Extremity was inaugurated as a currency of female beauty so long ago, constantly stirring dialogues of body modification.
Extremity was inaugurated as a currency of female beauty so long ago, constantly stirring dialogues of body modification. Although the natural body might be momentarily celebrated in a “Real Women Have Curves” campaign, beauty standards cling to extremes: from an eighteen inch waist and altered feet to today’s disproportionately augmented breasts and chemically straightened hair.
Extremities are accepted as long as they serve complacent standards of femininity. With Martin Schoeller’s portraits of female bodybuilders, currently showing at Hasted Hunt Kraeutler, we see a marginalized definition of womanly beauty as idealized through physical strength.
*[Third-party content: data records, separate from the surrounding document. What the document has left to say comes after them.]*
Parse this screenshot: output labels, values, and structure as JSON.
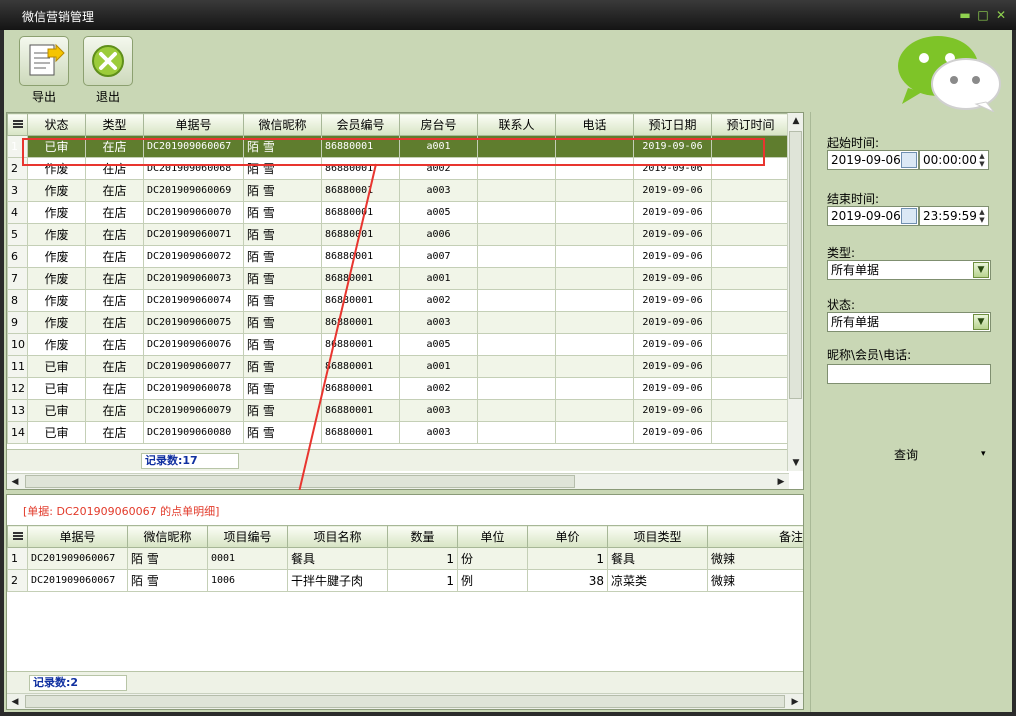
{
  "window": {
    "title": "微信营销管理",
    "controls": {
      "min": "▬",
      "max": "□",
      "close": "✕"
    }
  },
  "toolbar": {
    "export_label": "导出",
    "exit_label": "退出"
  },
  "grid1": {
    "columns": [
      "状态",
      "类型",
      "单据号",
      "微信昵称",
      "会员编号",
      "房台号",
      "联系人",
      "电话",
      "预订日期",
      "预订时间"
    ],
    "rows": [
      {
        "no": "1",
        "status": "已审",
        "type": "在店",
        "bill": "DC201909060067",
        "nick": "陌 雪",
        "member": "86880001",
        "room": "a001",
        "contact": "",
        "phone": "",
        "date": "2019-09-06",
        "time": ""
      },
      {
        "no": "2",
        "status": "作废",
        "type": "在店",
        "bill": "DC201909060068",
        "nick": "陌 雪",
        "member": "86880001",
        "room": "a002",
        "contact": "",
        "phone": "",
        "date": "2019-09-06",
        "time": ""
      },
      {
        "no": "3",
        "status": "作废",
        "type": "在店",
        "bill": "DC201909060069",
        "nick": "陌 雪",
        "member": "86880001",
        "room": "a003",
        "contact": "",
        "phone": "",
        "date": "2019-09-06",
        "time": ""
      },
      {
        "no": "4",
        "status": "作废",
        "type": "在店",
        "bill": "DC201909060070",
        "nick": "陌 雪",
        "member": "86880001",
        "room": "a005",
        "contact": "",
        "phone": "",
        "date": "2019-09-06",
        "time": ""
      },
      {
        "no": "5",
        "status": "作废",
        "type": "在店",
        "bill": "DC201909060071",
        "nick": "陌 雪",
        "member": "86880001",
        "room": "a006",
        "contact": "",
        "phone": "",
        "date": "2019-09-06",
        "time": ""
      },
      {
        "no": "6",
        "status": "作废",
        "type": "在店",
        "bill": "DC201909060072",
        "nick": "陌 雪",
        "member": "86880001",
        "room": "a007",
        "contact": "",
        "phone": "",
        "date": "2019-09-06",
        "time": ""
      },
      {
        "no": "7",
        "status": "作废",
        "type": "在店",
        "bill": "DC201909060073",
        "nick": "陌 雪",
        "member": "86880001",
        "room": "a001",
        "contact": "",
        "phone": "",
        "date": "2019-09-06",
        "time": ""
      },
      {
        "no": "8",
        "status": "作废",
        "type": "在店",
        "bill": "DC201909060074",
        "nick": "陌 雪",
        "member": "86880001",
        "room": "a002",
        "contact": "",
        "phone": "",
        "date": "2019-09-06",
        "time": ""
      },
      {
        "no": "9",
        "status": "作废",
        "type": "在店",
        "bill": "DC201909060075",
        "nick": "陌 雪",
        "member": "86880001",
        "room": "a003",
        "contact": "",
        "phone": "",
        "date": "2019-09-06",
        "time": ""
      },
      {
        "no": "10",
        "status": "作废",
        "type": "在店",
        "bill": "DC201909060076",
        "nick": "陌 雪",
        "member": "86880001",
        "room": "a005",
        "contact": "",
        "phone": "",
        "date": "2019-09-06",
        "time": ""
      },
      {
        "no": "11",
        "status": "已审",
        "type": "在店",
        "bill": "DC201909060077",
        "nick": "陌 雪",
        "member": "86880001",
        "room": "a001",
        "contact": "",
        "phone": "",
        "date": "2019-09-06",
        "time": ""
      },
      {
        "no": "12",
        "status": "已审",
        "type": "在店",
        "bill": "DC201909060078",
        "nick": "陌 雪",
        "member": "86880001",
        "room": "a002",
        "contact": "",
        "phone": "",
        "date": "2019-09-06",
        "time": ""
      },
      {
        "no": "13",
        "status": "已审",
        "type": "在店",
        "bill": "DC201909060079",
        "nick": "陌 雪",
        "member": "86880001",
        "room": "a003",
        "contact": "",
        "phone": "",
        "date": "2019-09-06",
        "time": ""
      },
      {
        "no": "14",
        "status": "已审",
        "type": "在店",
        "bill": "DC201909060080",
        "nick": "陌 雪",
        "member": "86880001",
        "room": "a003",
        "contact": "",
        "phone": "",
        "date": "2019-09-06",
        "time": ""
      }
    ],
    "record_count": "记录数:17"
  },
  "detail": {
    "title": "[单据: DC201909060067 的点单明细]",
    "columns": [
      "单据号",
      "微信昵称",
      "项目编号",
      "项目名称",
      "数量",
      "单位",
      "单价",
      "项目类型",
      "备注"
    ],
    "rows": [
      {
        "no": "1",
        "bill": "DC201909060067",
        "nick": "陌 雪",
        "code": "0001",
        "name": "餐具",
        "qty": "1",
        "unit": "份",
        "price": "1",
        "category": "餐具",
        "note": "微辣"
      },
      {
        "no": "2",
        "bill": "DC201909060067",
        "nick": "陌 雪",
        "code": "1006",
        "name": "干拌牛腱子肉",
        "qty": "1",
        "unit": "例",
        "price": "38",
        "category": "凉菜类",
        "note": "微辣"
      }
    ],
    "record_count": "记录数:2"
  },
  "side": {
    "start_label": "起始时间:",
    "start_date": "2019-09-06",
    "start_time": "00:00:00",
    "end_label": "结束时间:",
    "end_date": "2019-09-06",
    "end_time": "23:59:59",
    "type_label": "类型:",
    "type_value": "所有单据",
    "status_label": "状态:",
    "status_value": "所有单据",
    "search_label": "昵称\\会员\\电话:",
    "search_value": "",
    "query_label": "查询",
    "query_arrow": "▾"
  },
  "colors": {
    "accent": "#5f7d2e",
    "panel": "#c9d7b5",
    "highlight": "#e8352f",
    "count_text": "#1030a0"
  }
}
Iris Kyle, 2003; Bonny Priest, 2004. Images courtesy of Martin Schoeller/Hasted Hunt Kraeutler.
Schoeller states that for him, female bodybuilders “challenge the boundaries of not only the shifting, maddening, and ruthless standards of the female beauty industry, but of what constitutes (un)natural.” While elsewhere in the media landscape, dangerously lithe figures repose in a false sense of health (no fat!), Schoeller’s muscular women display their extreme lack of body fat through a fanatical methodology of athleticism. As a series, these portraits magnify contradiction: a deliberately feminine and serene gaze; an aggressive muscular body. But there’s a confidence in the women’s facial expressions that softens everything.
The bodybuilders are at ease, as self-assured performers before judgment, demanding nothing but an open mind in consideration of their beauty. And if you cannot find beauty, you will at least notice admirable dedication. Although Schoeller has been working on this series since 2003, with significant recognition, there are moments of jaw-dropping awe from gallery visitors. It’s the kind of show where viewer reaction is in itself a barometer for social tolerance and conformity, ranging between fascination and repugnance.
Dena Westerfield, 2007; Lenda Murray, 2003. Images courtesy of Martin Schoeller/Hasted Hunt Kraeutler.
The emotional responses I observed left me thinking: the same norms that deem it degrading for a boy to dress like a girl, those very norms frame muscular women as menacing and unsettling. I suppose because culture expects the extreme masculine to either control or abuse power; extreme masculine femininity has no iconic precedent. Are these personal expressions of beauty disorienting because they have no common precedent; or because they cannot easily be categorized as ideals of femininity?
Once again, tension is present when women take decisive control of their bodies. What Schoeller most successfully achieves with this series is by showing masculinity as unhinged from a singular definition (as property exclusive to maleness) and into a pluralistic arena that can be feminized. And that, is one massive step towards dismantling residual sexual segregations. These works overtly show, through heterosexual language, that femininity and masculinity are not inherently trapped in singular, exclusive proprietorship. This series of portraits acknowledges masculinity as construction, but more importantly: masculinity as space women can claim, shape and transform into feminine domain.